Students across the 8th grade achievement spectrum experience significant grade declines in all subject areas when they transition to high school. (Rosenkranz, T., de la Torre, M., Stevens, W.D., & Allensworth, E.M. (2014). Free to fail or on-track to college: Why grades drop when students enter high school and what adults can do about it. Chicago, IL: University of Chicago Consortium on Chicago School Research) Nationwide, 9th graders are three to five times more likely to fail a class than students in any other grade. (Southern Regional Educational Board, 2002)
Who will graduate can be accurately predicted based on course grades in 9th grade.
Students who are on-track at the end of their 9th grade year—earn at least a quarter of the credits needed for four-year graduation and receive no more than one “F” in a core course—are as much as four times more likely to graduate from high school than their off-track peers.
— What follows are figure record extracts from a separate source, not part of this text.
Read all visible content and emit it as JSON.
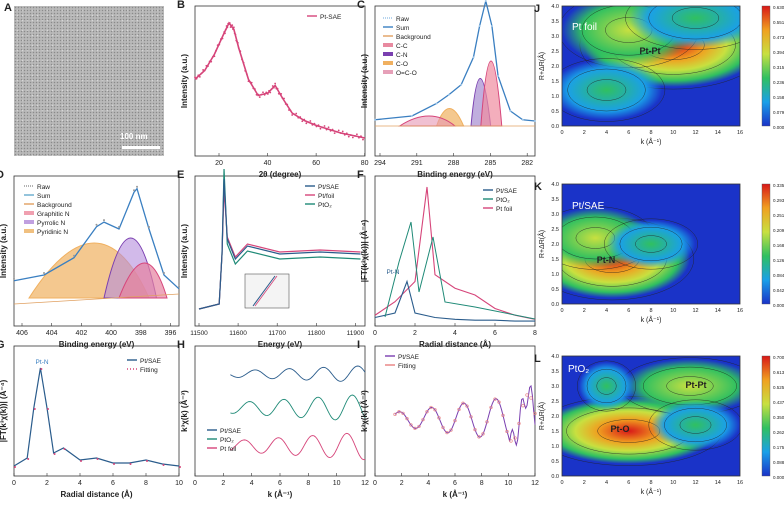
{
  "panels": {
    "A": {
      "label": "A",
      "scale_bar": "100 nm"
    },
    "B": {
      "label": "B",
      "legend": [
        "Pt-SAE"
      ],
      "xlabel": "2θ (degree)",
      "ylabel": "Intensity (a.u.)"
    },
    "C": {
      "label": "C",
      "legend": [
        "Raw",
        "Sum",
        "Background",
        "C-C",
        "C-N",
        "C-O",
        "O=C-O"
      ],
      "xlabel": "Binding energy (eV)",
      "ylabel": "Intensity (a.u.)"
    },
    "D": {
      "label": "D",
      "legend": [
        "Raw",
        "Sum",
        "Background",
        "Graphitic N",
        "Pyrrolic N",
        "Pyridinic N"
      ],
      "xlabel": "Binding energy (eV)",
      "ylabel": "Intensity (a.u.)"
    },
    "E": {
      "label": "E",
      "legend": [
        "Pt/SAE",
        "Pt/foil",
        "PtO₂"
      ],
      "xlabel": "Energy (eV)",
      "ylabel": "Intensity (a.u.)"
    },
    "F": {
      "label": "F",
      "legend": [
        "Pt/SAE",
        "PtO₂",
        "Pt foil"
      ],
      "annotation": "Pt-N",
      "xlabel": "Radial distance (Å)",
      "ylabel": "|FT(k³χ(k))| (Å⁻⁴)"
    },
    "G": {
      "label": "G",
      "legend": [
        "Pt/SAE",
        "Fitting"
      ],
      "annotation": "Pt-N",
      "xlabel": "Radial distance (Å)",
      "ylabel": "|FT(k³χ(k))| (Å⁻⁴)"
    },
    "H": {
      "label": "H",
      "legend": [
        "Pt/SAE",
        "PtO₂",
        "Pt foil"
      ],
      "xlabel": "k (Å⁻¹)",
      "ylabel": "k³χ(k) (Å⁻³)"
    },
    "I": {
      "label": "I",
      "legend": [
        "Pt/SAE",
        "Fitting"
      ],
      "xlabel": "k (Å⁻¹)",
      "ylabel": "k³χ(k) (Å⁻³)"
    },
    "J": {
      "label": "J",
      "title": "Pt foil",
      "annotation": "Pt-Pt",
      "xlabel": "k (Å⁻¹)",
      "ylabel": "R+ΔR(Å)"
    },
    "K": {
      "label": "K",
      "title": "Pt/SAE",
      "annotation": "Pt-N",
      "xlabel": "k (Å⁻¹)",
      "ylabel": "R+ΔR(Å)"
    },
    "L": {
      "label": "L",
      "title": "PtO₂",
      "annotations": [
        "Pt-Pt",
        "Pt-O"
      ],
      "xlabel": "k (Å⁻¹)",
      "ylabel": "R+ΔR(Å)"
    }
  },
  "colorbars": {
    "J": [
      "0.630",
      "0.551",
      "0.473",
      "0.394",
      "0.315",
      "0.236",
      "0.158",
      "0.079",
      "0.000"
    ],
    "K": [
      "0.335",
      "0.293",
      "0.251",
      "0.209",
      "0.168",
      "0.126",
      "0.084",
      "0.042",
      "0.000"
    ],
    "L": [
      "0.700",
      "0.613",
      "0.525",
      "0.437",
      "0.350",
      "0.262",
      "0.175",
      "0.088",
      "0.000"
    ]
  },
  "colors": {
    "pink": "#d6457a",
    "blue": "#3a7fc1",
    "teal": "#1f8a77",
    "orange": "#f0b060",
    "purple": "#7a3fb0",
    "navy": "#2a5c8c"
  },
  "chart_data": [
    {
      "type": "line",
      "id": "B",
      "title": "",
      "xlabel": "2θ (degree)",
      "ylabel": "Intensity (a.u.)",
      "xlim": [
        10,
        80
      ],
      "x_ticks": [
        "20",
        "40",
        "60",
        "80"
      ],
      "series": [
        {
          "name": "Pt-SAE",
          "x": [
            10,
            14,
            18,
            22,
            24,
            26,
            28,
            32,
            36,
            40,
            43,
            46,
            50,
            55,
            60,
            65,
            70,
            75,
            80
          ],
          "values": [
            0.55,
            0.62,
            0.75,
            0.92,
            1.0,
            0.95,
            0.8,
            0.55,
            0.42,
            0.44,
            0.5,
            0.4,
            0.28,
            0.22,
            0.18,
            0.15,
            0.12,
            0.1,
            0.08
          ]
        }
      ]
    },
    {
      "type": "line",
      "id": "C",
      "xlabel": "Binding energy (eV)",
      "ylabel": "Intensity (a.u.)",
      "xlim": [
        294,
        281
      ],
      "x_ticks": [
        "294",
        "291",
        "288",
        "285",
        "282"
      ],
      "series": [
        {
          "name": "Raw",
          "x": [
            294,
            291,
            289,
            288,
            287,
            286,
            285.5,
            285,
            284.5,
            284,
            283,
            282,
            281
          ],
          "values": [
            0.05,
            0.08,
            0.18,
            0.25,
            0.33,
            0.55,
            0.8,
            1.0,
            0.8,
            0.4,
            0.12,
            0.05,
            0.04
          ]
        }
      ]
    },
    {
      "type": "line",
      "id": "D",
      "xlabel": "Binding energy (eV)",
      "ylabel": "Intensity (a.u.)",
      "xlim": [
        407,
        396
      ],
      "x_ticks": [
        "406",
        "404",
        "402",
        "400",
        "398",
        "396"
      ],
      "series": [
        {
          "name": "Raw",
          "x": [
            407,
            405,
            403,
            401.5,
            401,
            400,
            399,
            398.8,
            398,
            397,
            396
          ],
          "values": [
            0.15,
            0.2,
            0.35,
            0.62,
            0.66,
            0.6,
            0.92,
            0.95,
            0.6,
            0.2,
            0.08
          ]
        }
      ]
    },
    {
      "type": "line",
      "id": "E",
      "xlabel": "Energy (eV)",
      "ylabel": "Intensity (a.u.)",
      "xlim": [
        11500,
        11900
      ],
      "x_ticks": [
        "11500",
        "11600",
        "11700",
        "11800",
        "11900"
      ],
      "series": [
        {
          "name": "Pt/SAE",
          "x": [
            11500,
            11550,
            11560,
            11565,
            11580,
            11600,
            11700,
            11900
          ],
          "values": [
            0.1,
            0.15,
            0.9,
            1.0,
            0.6,
            0.5,
            0.55,
            0.55
          ]
        }
      ]
    },
    {
      "type": "line",
      "id": "F",
      "xlabel": "Radial distance (Å)",
      "ylabel": "|FT(k³χ(k))| (Å⁻⁴)",
      "xlim": [
        0,
        8
      ],
      "x_ticks": [
        "0",
        "2",
        "4",
        "6",
        "8"
      ],
      "series": [
        {
          "name": "Pt foil",
          "x": [
            0,
            1,
            2,
            2.6,
            3,
            4,
            5,
            6,
            7,
            8
          ],
          "values": [
            0.05,
            0.15,
            0.3,
            1.0,
            0.35,
            0.25,
            0.2,
            0.1,
            0.05,
            0.02
          ]
        },
        {
          "name": "Pt/SAE",
          "x": [
            0,
            1,
            1.6,
            2,
            3,
            4,
            5,
            6,
            7,
            8
          ],
          "values": [
            0.05,
            0.1,
            0.45,
            0.1,
            0.05,
            0.03,
            0.02,
            0.02,
            0.01,
            0.01
          ]
        }
      ]
    },
    {
      "type": "line",
      "id": "G",
      "xlabel": "Radial distance (Å)",
      "ylabel": "|FT(k³χ(k))| (Å⁻⁴)",
      "xlim": [
        0,
        10
      ],
      "x_ticks": [
        "0",
        "2",
        "4",
        "6",
        "8",
        "10"
      ],
      "series": [
        {
          "name": "Pt/SAE",
          "x": [
            0,
            0.8,
            1.2,
            1.6,
            2.0,
            2.4,
            3,
            4,
            5,
            6,
            7,
            8,
            9,
            10
          ],
          "values": [
            0.02,
            0.1,
            0.6,
            1.0,
            0.6,
            0.15,
            0.2,
            0.08,
            0.1,
            0.05,
            0.05,
            0.08,
            0.04,
            0.02
          ]
        }
      ]
    },
    {
      "type": "line",
      "id": "H",
      "xlabel": "k (Å⁻¹)",
      "ylabel": "k³χ(k) (Å⁻³)",
      "xlim": [
        0,
        12
      ],
      "x_ticks": [
        "0",
        "2",
        "4",
        "6",
        "8",
        "10",
        "12"
      ],
      "series": [
        {
          "name": "Pt/SAE",
          "values": []
        },
        {
          "name": "PtO₂",
          "values": []
        },
        {
          "name": "Pt foil",
          "values": []
        }
      ]
    },
    {
      "type": "line",
      "id": "I",
      "xlabel": "k (Å⁻¹)",
      "ylabel": "k³χ(k) (Å⁻³)",
      "xlim": [
        0,
        12
      ],
      "x_ticks": [
        "0",
        "2",
        "4",
        "6",
        "8",
        "10",
        "12"
      ],
      "series": [
        {
          "name": "Pt/SAE",
          "values": []
        },
        {
          "name": "Fitting",
          "values": []
        }
      ]
    },
    {
      "type": "heatmap",
      "id": "J",
      "xlabel": "k (Å⁻¹)",
      "ylabel": "R+ΔR(Å)",
      "xlim": [
        0,
        16
      ],
      "ylim": [
        0,
        4
      ],
      "x_ticks": [
        "0",
        "2",
        "4",
        "6",
        "8",
        "10",
        "12",
        "14",
        "16"
      ],
      "y_ticks": [
        "0.0",
        "0.5",
        "1.0",
        "1.5",
        "2.0",
        "2.5",
        "3.0",
        "3.5",
        "4.0"
      ]
    },
    {
      "type": "heatmap",
      "id": "K",
      "xlabel": "k (Å⁻¹)",
      "ylabel": "R+ΔR(Å)",
      "xlim": [
        0,
        16
      ],
      "ylim": [
        0,
        4
      ],
      "x_ticks": [
        "0",
        "2",
        "4",
        "6",
        "8",
        "10",
        "12",
        "14",
        "16"
      ],
      "y_ticks": [
        "0.0",
        "0.5",
        "1.0",
        "1.5",
        "2.0",
        "2.5",
        "3.0",
        "3.5",
        "4.0"
      ]
    },
    {
      "type": "heatmap",
      "id": "L",
      "xlabel": "k (Å⁻¹)",
      "ylabel": "R+ΔR(Å)",
      "xlim": [
        0,
        16
      ],
      "ylim": [
        0,
        4
      ],
      "x_ticks": [
        "0",
        "2",
        "4",
        "6",
        "8",
        "10",
        "12",
        "14",
        "16"
      ],
      "y_ticks": [
        "0.0",
        "0.5",
        "1.0",
        "1.5",
        "2.0",
        "2.5",
        "3.0",
        "3.5",
        "4.0"
      ]
    }
  ]
}
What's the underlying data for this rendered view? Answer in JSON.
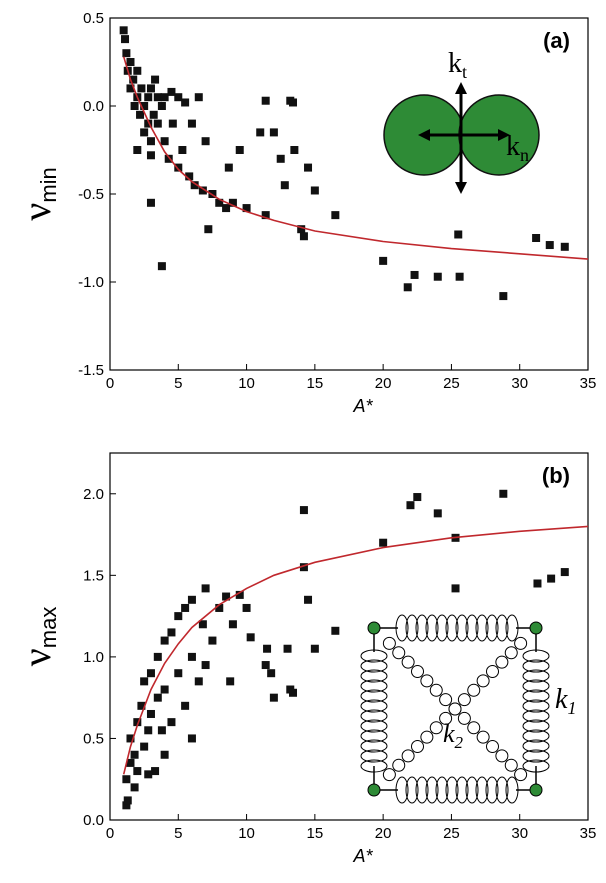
{
  "chart_data": [
    {
      "type": "scatter",
      "panel_label": "(a)",
      "x_label": "A*",
      "y_label": "ν",
      "y_label_sub": "min",
      "xlim": [
        0,
        35
      ],
      "ylim": [
        -1.5,
        0.5
      ],
      "xticks": [
        0,
        5,
        10,
        15,
        20,
        25,
        30,
        35
      ],
      "yticks": [
        0.5,
        {
          "value": 0,
          "label": "0.0"
        },
        -0.5,
        {
          "value": -1,
          "label": "-1.0"
        },
        -1.5
      ],
      "points": {
        "color": "#111111",
        "x": [
          1,
          1.1,
          1.2,
          1.3,
          1.5,
          1.5,
          1.7,
          1.8,
          2,
          2,
          2.2,
          2.3,
          2.5,
          2.5,
          2.8,
          2.8,
          3,
          3,
          3.2,
          3.3,
          3.5,
          3.5,
          3.8,
          4,
          4,
          4.3,
          4.5,
          4.6,
          5,
          5,
          5.3,
          5.5,
          5.8,
          6,
          6.2,
          6.5,
          6.8,
          7,
          7.2,
          7.5,
          8,
          8.5,
          9,
          9.5,
          10,
          11.4,
          11.4,
          13.2,
          13.4,
          12,
          12.5,
          12.8,
          13.5,
          14,
          14.2,
          14.5,
          15,
          16.5,
          20,
          21.8,
          22.3,
          24,
          25.5,
          25.6,
          28.8,
          31.2,
          32.2,
          33.3,
          3.8,
          3,
          3,
          2,
          8.7,
          11
        ],
        "y": [
          0.43,
          0.38,
          0.3,
          0.2,
          0.25,
          0.1,
          0.15,
          0,
          0.05,
          0.2,
          -0.05,
          0.1,
          0,
          -0.15,
          0.05,
          -0.1,
          0.1,
          -0.2,
          -0.05,
          0.15,
          -0.1,
          0.05,
          0,
          -0.2,
          0.05,
          -0.3,
          0.08,
          -0.1,
          0.05,
          -0.35,
          -0.25,
          0.02,
          -0.4,
          -0.1,
          -0.45,
          0.05,
          -0.48,
          -0.2,
          -0.7,
          -0.5,
          -0.55,
          -0.58,
          -0.55,
          -0.25,
          -0.58,
          -0.62,
          0.03,
          0.03,
          0.02,
          -0.15,
          -0.3,
          -0.45,
          -0.25,
          -0.7,
          -0.74,
          -0.35,
          -0.48,
          -0.62,
          -0.88,
          -1.03,
          -0.96,
          -0.97,
          -0.73,
          -0.97,
          -1.08,
          -0.75,
          -0.79,
          -0.8,
          -0.91,
          -0.55,
          -0.28,
          -0.25,
          -0.35,
          -0.15
        ]
      },
      "fit": {
        "color": "#c0282d",
        "x": [
          1,
          1.5,
          2,
          3,
          4,
          5,
          6,
          8,
          10,
          12,
          15,
          20,
          25,
          30,
          35
        ],
        "y": [
          0.28,
          0.15,
          0.05,
          -0.12,
          -0.26,
          -0.36,
          -0.43,
          -0.53,
          -0.6,
          -0.65,
          -0.71,
          -0.77,
          -0.81,
          -0.84,
          -0.87
        ]
      },
      "inset_labels": {
        "kt": "k",
        "kt_sub": "t",
        "kn": "k",
        "kn_sub": "n"
      }
    },
    {
      "type": "scatter",
      "panel_label": "(b)",
      "x_label": "A*",
      "y_label": "ν",
      "y_label_sub": "max",
      "xlim": [
        0,
        35
      ],
      "ylim": [
        0,
        2.25
      ],
      "xticks": [
        0,
        5,
        10,
        15,
        20,
        25,
        30,
        35
      ],
      "yticks": [
        {
          "value": 0,
          "label": "0.0"
        },
        0.5,
        {
          "value": 1,
          "label": "1.0"
        },
        1.5,
        {
          "value": 2,
          "label": "2.0"
        }
      ],
      "points": {
        "color": "#111111",
        "x": [
          1.2,
          1.3,
          1.2,
          1.5,
          1.5,
          1.8,
          2,
          2,
          2.3,
          2.5,
          2.5,
          2.8,
          3,
          3,
          3.3,
          3.5,
          3.5,
          3.8,
          4,
          4,
          4.5,
          4.5,
          5,
          5,
          5.5,
          5.5,
          6,
          6,
          6.5,
          6.8,
          7,
          7,
          7.5,
          8,
          8.5,
          8.8,
          9,
          9.5,
          10,
          10.3,
          11.5,
          11.8,
          11.4,
          12,
          13.2,
          13.4,
          13,
          14.2,
          14.2,
          14.5,
          15,
          16.5,
          20,
          22,
          22.5,
          24,
          25.3,
          25.3,
          28.8,
          31.3,
          32.3,
          33.3,
          2.8,
          4,
          6,
          1.8
        ],
        "y": [
          0.09,
          0.12,
          0.25,
          0.35,
          0.5,
          0.4,
          0.6,
          0.3,
          0.7,
          0.45,
          0.85,
          0.55,
          0.9,
          0.65,
          0.3,
          0.75,
          1,
          0.55,
          1.1,
          0.8,
          0.6,
          1.15,
          0.9,
          1.25,
          0.7,
          1.3,
          1,
          1.35,
          0.85,
          1.2,
          1.42,
          0.95,
          1.1,
          1.3,
          1.37,
          0.85,
          1.2,
          1.38,
          1.3,
          1.12,
          1.05,
          0.9,
          0.95,
          0.75,
          0.8,
          0.78,
          1.05,
          1.9,
          1.55,
          1.35,
          1.05,
          1.16,
          1.7,
          1.93,
          1.98,
          1.88,
          1.73,
          1.42,
          2,
          1.45,
          1.48,
          1.52,
          0.28,
          0.4,
          0.5,
          0.2
        ]
      },
      "fit": {
        "color": "#c0282d",
        "x": [
          1,
          1.5,
          2,
          3,
          4,
          5,
          6,
          8,
          10,
          12,
          15,
          20,
          25,
          30,
          35
        ],
        "y": [
          0.28,
          0.45,
          0.58,
          0.8,
          0.96,
          1.08,
          1.18,
          1.32,
          1.42,
          1.5,
          1.58,
          1.67,
          1.73,
          1.77,
          1.8
        ]
      },
      "inset_labels": {
        "k1": "k",
        "k1_sub": "1",
        "k2": "k",
        "k2_sub": "2"
      }
    }
  ]
}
In fact, the 9th grade on track metric is more predictive of a student’s likelihood of graduating than race, ethnicity, poverty level and prior test scores combined. (Allensworth, 2013)
70-80% of all students who failed 9th grade will not graduate from high school. (Wyner et al. (2007). Achievement Trap: How America is Failing Millions of High-Achieving Students from Lower-Income Families. Jack Kent Cooke Foundation.)
Monitoring and support from adults can prevent failure.